1982 yılındayız şimdi… Türkiye çalkantılı dönemlerden geçiyor. Sol ve sağ gruplar arasındaki çatışmalar, darbe ile gelen yaptırımlar; en çok yüksek eğitimi etkiliyor. Önce üniversite kantinlerini, ardından da fakülte kürsüleri darbeden nasibini alıyor. Bu dönemde uygulanan yaptırımlara tepki gösteren İlber Ortaylı, görevinden istifa etti, ve yeni okullara yelken açtı. Bu dönemden sonra iş ekonu uluslararası bir kariyer bekliyordu. İlber Ortaylı nerede değildi ki? Türkiye’den ayrıldıktan sonra Almanca konuşulan topraklar Viyana, Kiel, Berlin ve Münih’teydi.  Avrupa’nın önemli üniversitelerinin yer aldığı Paris, Strazburg, Roma, Sofya, Yanya, Cambridge ve Oxford’daydı. Bir zamanlar ailesinin kaçıp gittiği ülkenin yeni başkenti Moskova’daydı. Orta Doğu’da bilimin önemli adreslerinden Tunus’taydı. Bu şehirlerde dersler, seminerler ve konferanslar verdi. Ortaylı’nın ünü, bu şekilde ülke sınırlarını aşmış oldu. İlber Ortaylı kimdir sorunun yanıtı, “dünyanın önde gelen hocalarından biri” haline geldi. Üstelik bütün bunları 1982 ile 1989 yılları arasında yaptı. Pek çok insanın kariyerinde bir ömür boyu kaydedemediği ilerlemeyi, o yedi senede kaydetmişti…

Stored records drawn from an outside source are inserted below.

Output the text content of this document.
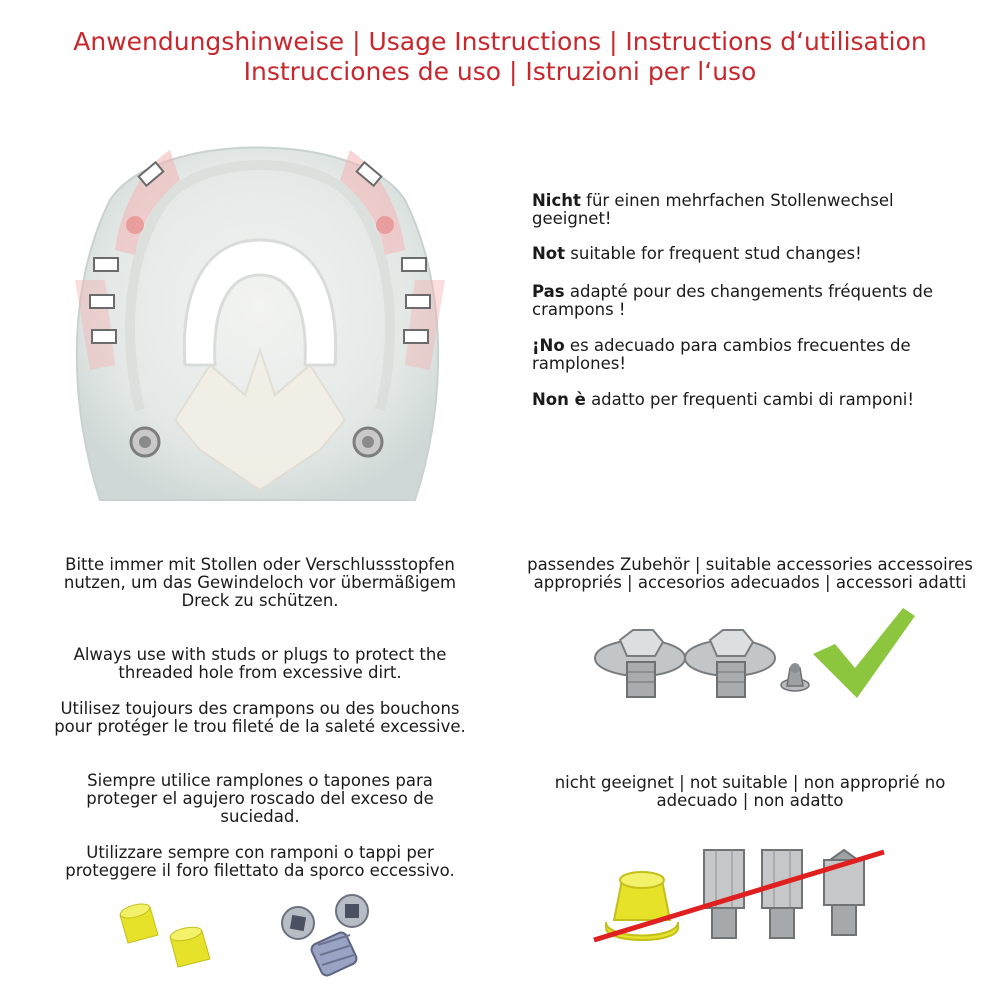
Anwendungshinweise | Usage Instructions | Instructions d‘utilisation
Instrucciones de uso | Istruzioni per l‘uso
Nicht für einen mehrfachen Stollenwechsel geeignet!
Not suitable for frequent stud changes!
Pas adapté pour des changements fréquents de crampons !
¡No es adecuado para cambios frecuentes de ramplones!
Non è adatto per frequenti cambi di ramponi!
Bitte immer mit Stollen oder Verschlussstopfen nutzen, um das Gewindeloch vor übermäßigem Dreck zu schützen.
Always use with studs or plugs to protect the threaded hole from excessive dirt.
Utilisez toujours des crampons ou des bouchons pour protéger le trou fileté de la saleté excessive.
Siempre utilice ramplones o tapones para proteger el agujero roscado del exceso de suciedad.
Utilizzare sempre con ramponi o tappi per proteggere il foro filettato da sporco eccessivo.
passendes Zubehör | suitable accessories accessoires appropriés | accesorios adecuados | accessori adatti
nicht geeignet | not suitable | non approprié no adecuado | non adatto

Türkiye’ye Geri Dönüş: İlber Ortaylı Memlekette

İlber Ortaylı, 1989 yılında Ankara Üniversitesi’ne geri döndü. Burada profesörlük unvanını aldı. Bu tarihten sonra İlber Ortaylı kimdir denildiğinde cevap, “tarih profesörü” olacaktı. 1989 ve 2002 yılları arasında Ankara Üniversitesi Siyasal Bilgiler Fakültesi’nin İdare Tarihi Anabilim Dalı’nda bölüm başkanlığını yaptı. 2002 sonrasında Ankara Üniversitesi’nden Galatasaray Üniversitesi’ne geçiş yaptı.Bundan iki sene sonra ise 2004 senesinde Bilkent Üniversitesi’nde konuk öğretim üyesi olarak ders vermeye başladı. Her iki okulun da Hukuk Fakültesi öğrencileri, İlber Ortaylı’nın öğrencisi olma şansını elde etmiş oldu. Ortaylı ayrıca, Galatasaray Üniversitesi’nin senatosunda da yer almaya başladı. Eğitim konsunda danışmanlık verdiği tek okul Galatasaray değildi. İlke Eğitim ve Sağlık Vakfı’nın ve Kapadokya Meslek Yüksekokulu Mütevelli Heyeti üyeliğini üstlendi.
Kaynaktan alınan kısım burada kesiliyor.